Women & Girls: Can India take any lessons from China, which for decades followed a coercive one-child policy?
Palacios: The case of China was peculiar [and] it certainly should not be an example for India because India is already in the process of reaching population stabilization.
India really needs to follow the example that India has already provided for itself. The southern Indian states of Kerala and Tamil Nadu provide very good examples of how, without relying on coercive measures, you could reach population stabilization and reduction of fertility. They have strong family planning programs that reach the last mile [and] respond to the needs of couples; they better inform the young and adolescents about their reproductive health and sexuality; they educate young women and girls and fight strongly for gender equality.
China reduced its population growth so much that it is facing a situation in which it is going to be the most rapidly aging society in the world. Now it seems that [the Chinese] have realized that coercion only worked for some time. In India about 8 percent of the population is above 60 years of age. Between 2040 and 2050, that proportion will go up to 20 percent. India has to think about its population situation not only in terms of its present, but also in the longer term.
Women & Girls: What are some of the challenges that India faces in its population control efforts?
Palacios: The challenges for India are how it could work harder to make services available for the poorest of the poor. It is not only the quality of the services, but it also has to come with a changing mindset.
For example, how do you promote gender equality? How do you deal with the issue of son preference – which is a big issue in India and affects the sex ratio? How do you give your women and girls opportunities to perform and to engage in the economy? How do people seek out health services and incorporate health behaviors that are positive? I think those are the challenges that need to be addressed, coupled with more social development actions.
I see the current government making efforts in the right direction – teaching people skills, giving them the opportunity to engage. Of course, the economy would have to do its part by creating the jobs to absorb the young people. TheBeti Bachao, Beti Padhao (Save the Girl, Teach the Girl) program, for example, is a good way to address these obstacles. The question is how you engage the state governments to implement these programs.
Women & Girls: In India, the onus of family planning falls largely to women. What can be done to ensure that both men and women share the job of planning their families?
Palacios: Throughout the world you see the weight of family planning lies on women’s shoulders and that has to change.
If you calculate among the methods of family planning, you realize that of the modern methods being used in India [the majority] is through female sterilization.

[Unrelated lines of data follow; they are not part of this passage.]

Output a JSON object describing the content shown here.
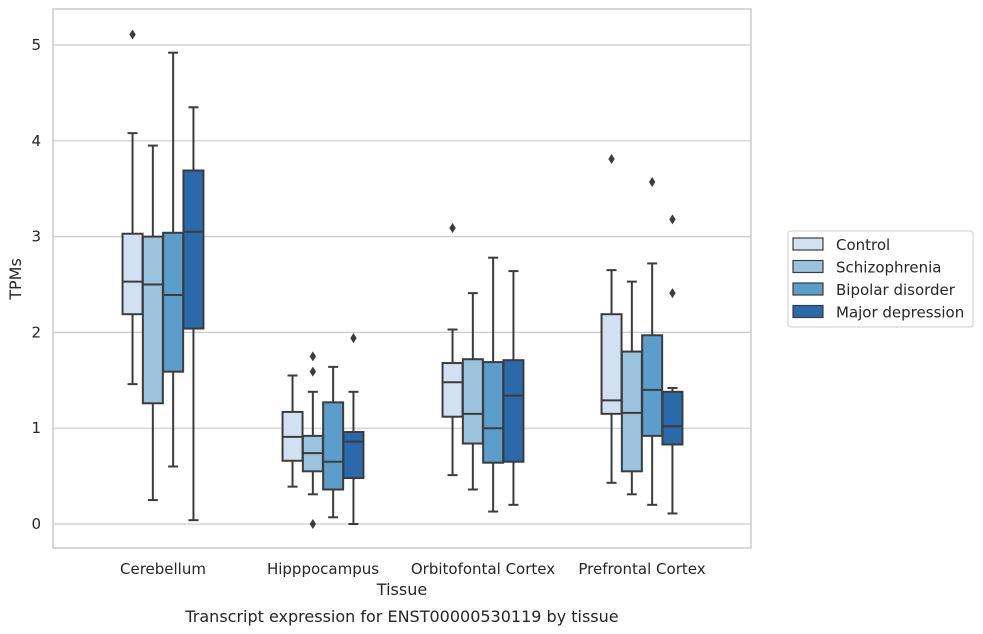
{
  "chart_data": {
    "type": "boxplot",
    "xlabel": "Tissue",
    "ylabel": "TPMs",
    "caption": "Transcript expression for ENST00000530119 by tissue",
    "ylim": [
      -0.25,
      5.38
    ],
    "yticks": [
      0,
      1,
      2,
      3,
      4,
      5
    ],
    "grid": "horizontal",
    "legend_position": "right",
    "categories": [
      "Cerebellum",
      "Hipppocampus",
      "Orbitofontal Cortex",
      "Prefrontal Cortex"
    ],
    "series": [
      {
        "name": "Control",
        "color": "#d1e1f2",
        "boxes": [
          {
            "whislo": 1.46,
            "q1": 2.19,
            "med": 2.53,
            "q3": 3.03,
            "whishi": 4.08,
            "fliers": [
              5.11
            ]
          },
          {
            "whislo": 0.39,
            "q1": 0.66,
            "med": 0.91,
            "q3": 1.17,
            "whishi": 1.55,
            "fliers": []
          },
          {
            "whislo": 0.51,
            "q1": 1.12,
            "med": 1.48,
            "q3": 1.68,
            "whishi": 2.03,
            "fliers": [
              3.09
            ]
          },
          {
            "whislo": 0.43,
            "q1": 1.15,
            "med": 1.29,
            "q3": 2.19,
            "whishi": 2.65,
            "fliers": [
              3.81
            ]
          }
        ]
      },
      {
        "name": "Schizophrenia",
        "color": "#99c3df",
        "boxes": [
          {
            "whislo": 0.25,
            "q1": 1.26,
            "med": 2.5,
            "q3": 3.0,
            "whishi": 3.95,
            "fliers": []
          },
          {
            "whislo": 0.31,
            "q1": 0.55,
            "med": 0.74,
            "q3": 0.92,
            "whishi": 1.38,
            "fliers": [
              1.75,
              1.59,
              0.0
            ]
          },
          {
            "whislo": 0.36,
            "q1": 0.84,
            "med": 1.15,
            "q3": 1.72,
            "whishi": 2.41,
            "fliers": []
          },
          {
            "whislo": 0.31,
            "q1": 0.55,
            "med": 1.16,
            "q3": 1.8,
            "whishi": 2.53,
            "fliers": []
          }
        ]
      },
      {
        "name": "Bipolar disorder",
        "color": "#5b9dcb",
        "boxes": [
          {
            "whislo": 0.6,
            "q1": 1.59,
            "med": 2.39,
            "q3": 3.04,
            "whishi": 4.92,
            "fliers": []
          },
          {
            "whislo": 0.07,
            "q1": 0.36,
            "med": 0.65,
            "q3": 1.27,
            "whishi": 1.64,
            "fliers": []
          },
          {
            "whislo": 0.13,
            "q1": 0.64,
            "med": 1.0,
            "q3": 1.69,
            "whishi": 2.78,
            "fliers": []
          },
          {
            "whislo": 0.2,
            "q1": 0.92,
            "med": 1.4,
            "q3": 1.97,
            "whishi": 2.72,
            "fliers": [
              3.57
            ]
          }
        ]
      },
      {
        "name": "Major depression",
        "color": "#2a69aa",
        "boxes": [
          {
            "whislo": 0.04,
            "q1": 2.04,
            "med": 3.05,
            "q3": 3.69,
            "whishi": 4.35,
            "fliers": []
          },
          {
            "whislo": 0.0,
            "q1": 0.48,
            "med": 0.86,
            "q3": 0.96,
            "whishi": 1.38,
            "fliers": [
              1.94
            ]
          },
          {
            "whislo": 0.2,
            "q1": 0.65,
            "med": 1.34,
            "q3": 1.71,
            "whishi": 2.64,
            "fliers": []
          },
          {
            "whislo": 0.11,
            "q1": 0.83,
            "med": 1.02,
            "q3": 1.38,
            "whishi": 1.42,
            "fliers": [
              3.18,
              2.41
            ]
          }
        ]
      }
    ]
  },
  "colors": {
    "edge": "#3c3c3c",
    "grid": "#cccccc",
    "frame": "#cccccc"
  }
}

Vasectomy is almost nil in the country. When we say that the government should be working more toward empowering women and girls, we have to say that we need to work with boys and men as well, because they need to begin to change their mindset and realize that they have a responsibility in all these decisions.
We need to work more with education – educate men and women, make them realize that family planning should be a shared responsibility. But in India it’s not happening by far.
We are working with the government to include content about this issue in the school curriculum and to include life skills and issues related to gender equality. The traditional mindset takes some time to change.
This conversation has been edited for length and clarity.